Thousands of students left Elon University the weekend of the storm to their homes in the Northeast, to see their family and friends. Posts with captions such as, “Thank you Hurricane Florence!” frequented my social media feeds after Jon Dooley, vice president for Student Life, suggested students return home. I tried to ignore these comments, knowing that many students were too oblivious to understand the seriousness and closeness of the tragedy.

Elon University is only three hours from the coast. These students treated the beginning of semester break like a vacation, posting polished photos of how great their six-day trip was. But only a couple hundred miles from their school, communities were losing all they have.

I watched my peers relish in a vacation while my hometown was pulled apart. My neighbors, community and family are now deeply hurting because of this disaster.

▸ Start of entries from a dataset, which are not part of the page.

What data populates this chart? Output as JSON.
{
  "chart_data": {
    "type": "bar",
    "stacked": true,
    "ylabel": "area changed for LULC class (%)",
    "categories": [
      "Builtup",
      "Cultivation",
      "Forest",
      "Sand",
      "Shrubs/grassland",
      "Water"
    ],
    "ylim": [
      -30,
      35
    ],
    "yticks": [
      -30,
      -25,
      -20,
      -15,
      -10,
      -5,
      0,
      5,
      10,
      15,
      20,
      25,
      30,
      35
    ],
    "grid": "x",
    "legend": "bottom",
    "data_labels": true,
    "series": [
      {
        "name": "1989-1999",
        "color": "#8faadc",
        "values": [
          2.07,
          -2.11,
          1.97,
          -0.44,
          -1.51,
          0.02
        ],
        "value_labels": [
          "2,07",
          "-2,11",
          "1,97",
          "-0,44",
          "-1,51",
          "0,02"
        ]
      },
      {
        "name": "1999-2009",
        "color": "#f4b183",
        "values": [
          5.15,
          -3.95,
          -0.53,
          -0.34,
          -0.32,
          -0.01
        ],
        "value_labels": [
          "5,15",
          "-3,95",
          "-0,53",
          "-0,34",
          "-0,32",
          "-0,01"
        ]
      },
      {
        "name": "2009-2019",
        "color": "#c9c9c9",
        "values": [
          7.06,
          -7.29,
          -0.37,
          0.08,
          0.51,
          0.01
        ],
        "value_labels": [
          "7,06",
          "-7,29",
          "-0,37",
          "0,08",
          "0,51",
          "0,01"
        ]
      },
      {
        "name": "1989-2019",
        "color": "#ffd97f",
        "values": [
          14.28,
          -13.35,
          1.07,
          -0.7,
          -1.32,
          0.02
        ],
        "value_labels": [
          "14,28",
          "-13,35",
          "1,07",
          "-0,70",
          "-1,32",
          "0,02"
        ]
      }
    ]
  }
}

It seems trite to remind Elon students that they are a part of the North Carolina community while they are here. The entire state — their state — is hurting from this disaster. Rather than using this natural disaster as a cute caption on your Instagram post, as an excuse fly to your untouched home, use it as a chance to empathize with those around you. See being a temporary North Carolina resident as a privilege and opportunity to serve the state during its loss.